On the Metro interface
“The new Metro style user interface is a celebration all of the relationships in your life. We have one place where that all comes together—the People Hub, which the brings together all of your favorite people across all of your favorite social networks. These Live Tiles are constantly lit up, not just when they link to that application, but the content that’s actually behind it. We make it really easy to mirror the relationships you have in real life on your phone.”
“Xbox represents the best part of our DNA. We make these big, bold bets. We invest for the long-term. And we make exciting things happen. And 10 years later, we’re the world’s sales leader for consoles, which is exciting as heck. Today we have over 66 million Xbox users.”
“The ability of a computer to see you, recognize you, and hear you really sparked the imagination. Kinect revolutionized entertainment, and we’ll see it revolutionize other industries, from education to health care. I’m thrilled to announce that Kinect is coming to Windows in February. We’re already working with more than 200 companies—Toyota, Telefonica, Mattel, American Express, and more—on unique Kinect applications. The breadth of what they’re doing is mind-blowing!”
On Skype and Sync
“Sync [Microsoft’s voice-controlled in-vehicle communication system] is now powering intelligent experiences in over 4 million Ford vehicles. And I think we’ll reach 9 million additional cars in the next three years. We also acquired Skype last year. It’s amazing and we’re focused on making it even better for the 200 million people who use 300 billion minutes of Skype voice and video annually.”
On what’s next
“We have a chance in the year ahead to really raise our game to the next level—across phones, PCs, tablets, TV, the Xbox. The heart and soul of that will be our new Metro user interface. We pioneered it over the last few years — it’s fast, fluid, and dynamic, and really helping people to connect directly to the people, information, music, and friends that are most important to them. So, what’s next in 2012? Metro, Metro, Metro. It will drive the new magic across all of our user experiences.”
From interactive whiteboards to innovative smartphones, here are coolest Microsoft Windows-based gadgets that were unveiled at the 2012 CES in Las Vegas
Nokia Lumia 900
Available in cyan and matte black, this user-friendly Nokia model features a 4.3- inch AMOLED ClearBlack display that provides a superior touch-screen experience on a device that still fits easily in your hand.
HTC Titan II
The latest smartphone from HTC Corp. boasts the largest display among Windows phones globally; an advanced 16-megapixel digital camera; and access to the lightning speeds of 4G LTE.

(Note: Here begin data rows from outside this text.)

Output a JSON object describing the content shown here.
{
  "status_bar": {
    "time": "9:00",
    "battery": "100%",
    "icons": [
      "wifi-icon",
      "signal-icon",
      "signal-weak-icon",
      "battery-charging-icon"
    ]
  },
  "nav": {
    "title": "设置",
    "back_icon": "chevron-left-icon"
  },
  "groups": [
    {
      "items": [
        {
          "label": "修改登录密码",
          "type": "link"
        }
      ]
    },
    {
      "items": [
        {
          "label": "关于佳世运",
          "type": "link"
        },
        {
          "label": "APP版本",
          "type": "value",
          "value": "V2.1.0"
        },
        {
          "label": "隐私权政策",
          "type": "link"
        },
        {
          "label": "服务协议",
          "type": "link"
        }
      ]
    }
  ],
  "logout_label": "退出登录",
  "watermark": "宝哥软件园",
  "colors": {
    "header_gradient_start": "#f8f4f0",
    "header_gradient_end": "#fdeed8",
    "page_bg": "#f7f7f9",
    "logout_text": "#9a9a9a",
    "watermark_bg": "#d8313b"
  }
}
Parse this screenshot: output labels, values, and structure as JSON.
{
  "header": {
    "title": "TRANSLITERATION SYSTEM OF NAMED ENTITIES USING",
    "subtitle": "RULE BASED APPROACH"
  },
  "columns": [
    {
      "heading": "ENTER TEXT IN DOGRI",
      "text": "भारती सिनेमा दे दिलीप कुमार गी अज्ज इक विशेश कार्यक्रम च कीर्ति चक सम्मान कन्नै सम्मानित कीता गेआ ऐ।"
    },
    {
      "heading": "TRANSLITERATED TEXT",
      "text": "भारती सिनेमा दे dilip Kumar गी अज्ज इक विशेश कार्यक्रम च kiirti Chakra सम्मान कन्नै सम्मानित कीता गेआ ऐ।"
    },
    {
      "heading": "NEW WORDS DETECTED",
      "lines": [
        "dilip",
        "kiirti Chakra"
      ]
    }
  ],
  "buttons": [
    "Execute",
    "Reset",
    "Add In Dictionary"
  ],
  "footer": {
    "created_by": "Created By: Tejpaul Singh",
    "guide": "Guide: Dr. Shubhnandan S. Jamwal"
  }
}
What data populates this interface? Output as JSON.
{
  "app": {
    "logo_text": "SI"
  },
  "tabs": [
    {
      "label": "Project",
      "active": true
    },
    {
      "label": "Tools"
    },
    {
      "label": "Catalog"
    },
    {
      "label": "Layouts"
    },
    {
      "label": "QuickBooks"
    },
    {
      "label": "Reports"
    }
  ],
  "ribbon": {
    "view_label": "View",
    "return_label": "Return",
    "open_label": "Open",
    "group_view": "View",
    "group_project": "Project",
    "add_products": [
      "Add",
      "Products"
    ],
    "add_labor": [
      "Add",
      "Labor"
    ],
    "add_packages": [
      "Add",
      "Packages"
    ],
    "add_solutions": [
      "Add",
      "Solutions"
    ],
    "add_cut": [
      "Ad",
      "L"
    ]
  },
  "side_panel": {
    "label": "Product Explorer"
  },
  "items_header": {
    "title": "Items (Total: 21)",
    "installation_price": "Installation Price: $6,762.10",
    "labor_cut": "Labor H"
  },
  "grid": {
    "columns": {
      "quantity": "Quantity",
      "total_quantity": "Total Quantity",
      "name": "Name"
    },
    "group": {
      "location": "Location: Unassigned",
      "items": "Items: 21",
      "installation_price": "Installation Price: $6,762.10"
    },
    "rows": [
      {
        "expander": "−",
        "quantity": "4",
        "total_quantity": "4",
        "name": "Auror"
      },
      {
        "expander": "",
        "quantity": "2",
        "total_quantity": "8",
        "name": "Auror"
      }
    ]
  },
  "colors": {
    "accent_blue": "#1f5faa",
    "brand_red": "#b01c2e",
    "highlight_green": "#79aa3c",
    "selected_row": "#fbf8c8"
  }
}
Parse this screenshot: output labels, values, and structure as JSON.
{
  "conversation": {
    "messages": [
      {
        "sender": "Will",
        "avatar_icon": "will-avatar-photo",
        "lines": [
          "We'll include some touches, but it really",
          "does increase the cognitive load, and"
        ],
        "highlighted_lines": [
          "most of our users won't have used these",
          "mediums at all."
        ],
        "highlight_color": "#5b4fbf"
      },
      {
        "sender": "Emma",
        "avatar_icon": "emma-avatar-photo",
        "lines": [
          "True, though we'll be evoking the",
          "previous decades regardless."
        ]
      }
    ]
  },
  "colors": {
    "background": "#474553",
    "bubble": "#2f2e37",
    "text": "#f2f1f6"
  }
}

The world’s slimmest and most flexible 27-inch, all-in-one media device. It combines a frameless display (supporting 10-point multi-touch for greater accuracy) with a widely adjustable screen angle (from -5 to 90 degrees).
Samsung Series 9
A half-inch thin and weighing less than 2.5 pounds, this premium ultramobile Windows laptop was crafted to turn heads with its aluminum unibody design and polished edges.
Sharp AQUOS Board
This whopping 80-inch LED-LCD interactive display can easily replace a traditional whiteboard or projection system. A versatile tool for business meetings, teleconferences, presentations, and classrooms.
Sony VAIO Z Series
The all-new Z Series, with Windows 7, introduces the next evolution in ultraportable laptops: second-generation Intel Core processors (up to 2.70 GHz) and a fully powered dock with AMD graphics.